Changed my views on these lights and how powerful they are. There is a major difference what intensity your cranking them at and what kelvin they are set at so take with a grain of salt what everyone's decisions are here. I have a 36 inch deep tank and I'm keeping my light around 18 in off the water line and at a 50 percent intensity but now I'm in acclimation mode for the next 6 weeks starting at a 30 percent which really means I'm at 30 percent intensity of the 50 percent setting. Btw if they are higher off the water line you get a better spread and less laser beam burning happening to the corals. I just bought a ton of new corals which is why I'm dialing it down and taking it slow. Most places we buy our corals from usually use low light and mainly blues so the corals do get shocked sometimes when we put them in with these lights or any powerful lights regardless of what people say. Slow and easy wins the race.
UPDATE
After much thought and debate I finally figured that it was time to see what PAR I was getting from my light fixture. The reason was my SPS just don't have the color I was looking for, So I asked a member (friend) from the local club and he lent it to me. Well to my surprise my PAR readings were ultra low so low I don't know how I got any color at all. I was getting readings of 80 PAR 15" FROM THE WATER LINE.
Here is what I did wrong
Light fixture was 8" above water line and my intensity was 65% this was all wrong for my tank. Below is what I did to correct my PAR problem and I know it's not been more than a day but my SPS are reacting perfectly, they all look better after 24 hours lol can't wait to see what they look like in a month. If I keep the fixture as I may jump into a mitras ghl
Also I have it set to acclimation mode over two weeks starting at 65% intensity and going up to 75% The reading below are all it the 15" mark directly under the fixture. now most of my sps are ate the height but I do have some that are closer to the light and they are getting 350 par to 380 at the 10 to 8" mark. before they were getting 150 max so I am so happy that Bill lent me his meter.

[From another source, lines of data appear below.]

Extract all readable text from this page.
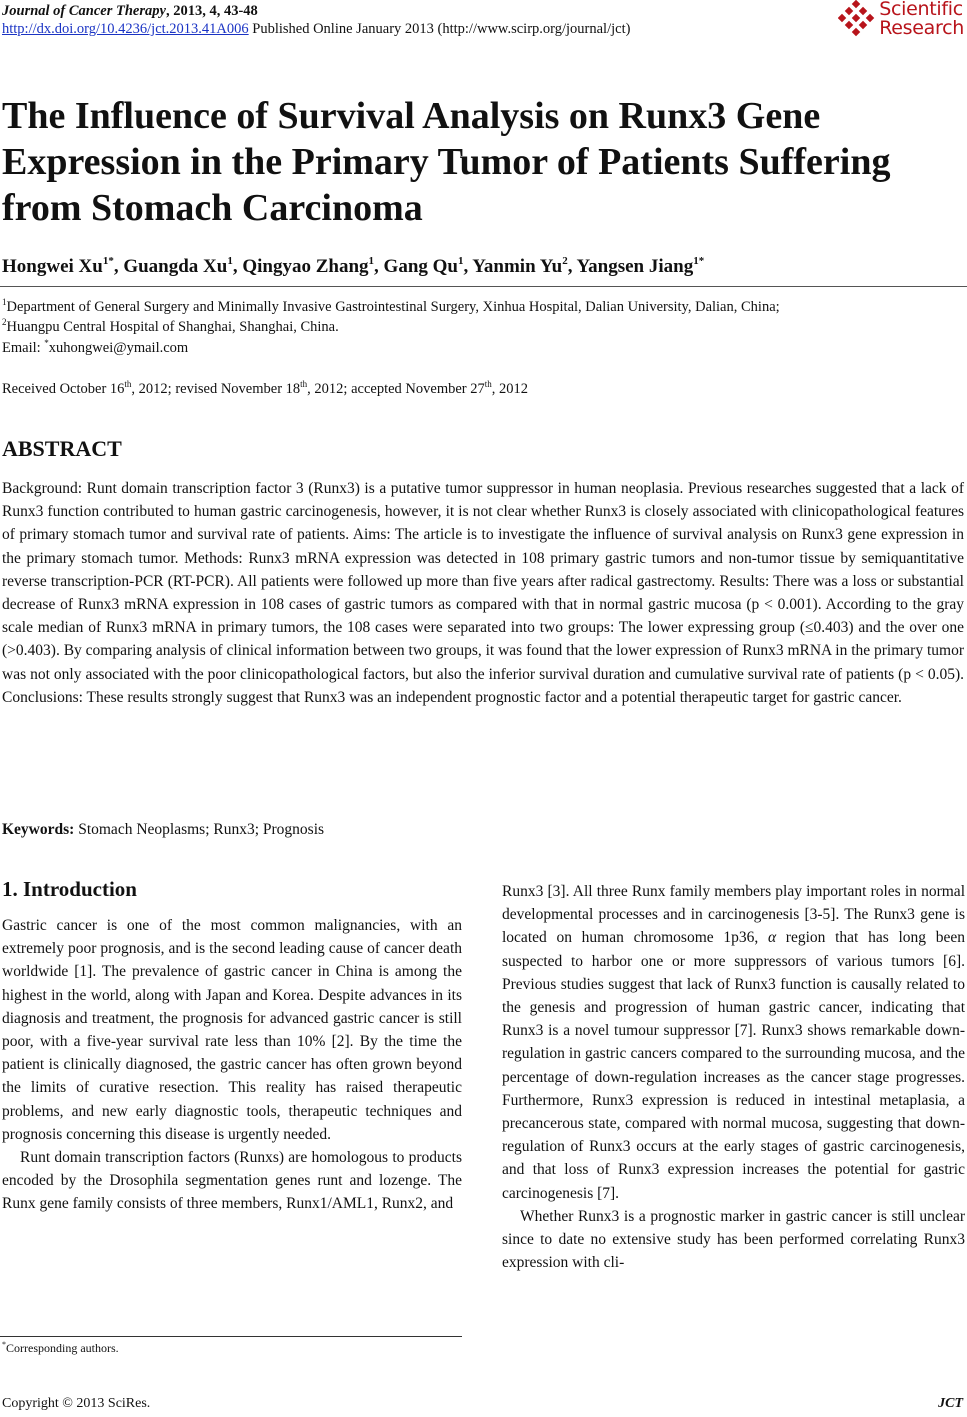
Journal of Cancer Therapy, 2013, 4, 43-48
http://dx.doi.org/10.4236/jct.2013.41A006 Published Online January 2013 (http://www.scirp.org/journal/jct)
Scientific
Research
The Influence of Survival Analysis on Runx3 Gene Expression in the Primary Tumor of Patients Suffering from Stomach Carcinoma
Hongwei $Xu^{1*}$, Guangda Xu$^1$, Qingyao Zhang$^1$, Gang Qu$^1$, Yanmin Yu$^2$, Yangsen Jiang$^{1*}$
$^1$Department of General Surgery and Minimally Invasive Gastrointestinal Surgery, Xinhua Hospital, Dalian University, Dalian, China;
$^2$Huangpu Central Hospital of Shanghai, Shanghai, China.
Email: *xuhongwei@ymail.com
Received October 16th, 2012; revised November 18th, 2012; accepted November 27th, 2012
ABSTRACT
Background: Runt domain transcription factor 3 (Runx3) is a putative tumor suppressor in human neoplasia. Previous researches suggested that a lack of Runx3 function contributed to human gastric carcinogenesis, however, it is not clear whether Runx3 is closely associated with clinicopathological features of primary stomach tumor and survival rate of patients. Aims: The article is to investigate the influence of survival analysis on Runx3 gene expression in the primary stomach tumor. Methods: Runx3 mRNA expression was detected in 108 primary gastric tumors and non-tumor tissue by semiquantitative reverse transcription-PCR (RT-PCR). All patients were followed up more than five years after radical gastrectomy. Results: There was a loss or substantial decrease of Runx3 mRNA expression in 108 cases of gastric tumors as compared with that in normal gastric mucosa (p < 0.001). According to the gray scale median of Runx3 mRNA in primary tumors, the 108 cases were separated into two groups: The lower expressing group (≤0.403) and the over one (>0.403). By comparing analysis of clinical information between two groups, it was found that the lower expression of Runx3 mRNA in the primary tumor was not only associated with the poor clinicopathological factors, but also the inferior survival duration and cumulative survival rate of patients (p < 0.05). Conclusions: These results strongly suggest that Runx3 was an independent prognostic factor and a potential therapeutic target for gastric cancer.
Keywords: Stomach Neoplasms; Runx3; Prognosis
1. Introduction

Gastric cancer is one of the most common malignancies, with an extremely poor prognosis, and is the second leading cause of cancer death worldwide [1]. The prevalence of gastric cancer in China is among the highest in the world, along with Japan and Korea. Despite advances in its diagnosis and treatment, the prognosis for advanced gastric cancer is still poor, with a five-year survival rate less than 10% [2]. By the time the patient is clinically diagnosed, the gastric cancer has often grown beyond the limits of curative resection. This reality has raised therapeutic problems, and new early diagnostic tools, therapeutic techniques and prognosis concerning this disease is urgently needed.

Runt domain transcription factors (Runxs) are homologous to products encoded by the Drosophila segmentation genes runt and lozenge. The Runx gene family consists of three members, Runx1/AML1, Runx2, and

Runx3 [3]. All three Runx family members play important roles in normal developmental processes and in carcinogenesis [3-5]. The Runx3 gene is located on human chromosome 1p36, α region that has long been suspected to harbor one or more suppressors of various tumors [6]. Previous studies suggest that lack of Runx3 function is causally related to the genesis and progression of human gastric cancer, indicating that Runx3 is a novel tumour suppressor [7]. Runx3 shows remarkable down-regulation in gastric cancers compared to the surrounding mucosa, and the percentage of down-regulation increases as the cancer stage progresses. Furthermore, Runx3 expression is reduced in intestinal metaplasia, a precancerous state, compared with normal mucosa, suggesting that down-regulation of Runx3 occurs at the early stages of gastric carcinogenesis, and that loss of Runx3 expression increases the potential for gastric carcinogenesis [7].

Whether Runx3 is a prognostic marker in gastric cancer is still unclear since to date no extensive study has been performed correlating Runx3 expression with cli-

*Corresponding authors.
Copyright © 2013 SciRes.	JCT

**** Note anyone running LED'S really needs to stop guessing and measure your PAR YOU WILL THANK ME LATER
This is what I did
LIGHT FIXTURE WAS LOWERED TO 5 ½ FROM THE WATER LINE
Raised intensity to 75% max at peak
Here are the results ENJOY AND HOPE IT HELPS RADION USERS.
10:25 AM LIGHTS ON PAR READING 118
ROYAL BLUE 70%
BLUE 50%
COOL WHITE 0%
GREEN 0%
HYPER RED 0%
12:00 PM PAR READING 132
ROYAL BLUE 80%
BLUE 60%
COOL WHITE 0%
GREEN 0%
HYPER RED 0%
1:00PM PAR READING 136
ROYAL BLUE 75%
BLUE 55%
COOL WHITE 7%
GREEN 10%
HYPER RED 25%
2:00PM PAR READING 190
ROYAL BLUE 100%
BLUE 100%
COOL WHITE 17%
GREEN 17%
HYPER RED 17%
3:00PM PAR READING 205
ROYAL BLUE 100%
BLUE 100%
COOL WHITE 30%
GREEN 17%
HYPER RED 17%
4:15PM PAR READING 214
ROYAL BLUE 100%
BLUE 100%
COOL WHITE 40%
GREEN 17%
HYPER RED 17%
5:30PM PAR READING 203
ROYAL BLUE 100%
BLUE 100%
COOL WHITE 30%
GREEN 17%
HYPER RED 17%
7:20PM PAR READING 136
ROYAL BLUE 75%
BLUE 55%
COOL WHITE 7%
GREEN 10%
HYPER RED 25%
8:20PM PAR READING 133
ROYAL BLUE 80%
BLUE 60%
COOL WHITE 0%
GREEN 0%
HYPER RED 0%
1O:00PM PAR READING 118
ROYAL BLUE 70%
BLUE 50%
COOL WHITE 0%
GREEN 0%
HYPER RED 0%
10:30 PM LIGHTS off
I tell you what would be helpful. A calculator for the apogee par meter that corrects the reading you get to the error corrections for a particular led at different kelvin settings and intensities.
Has anyone that made a change to their original intensity settings.
I've added a gen 3 to my system and gone to 70% from 65%.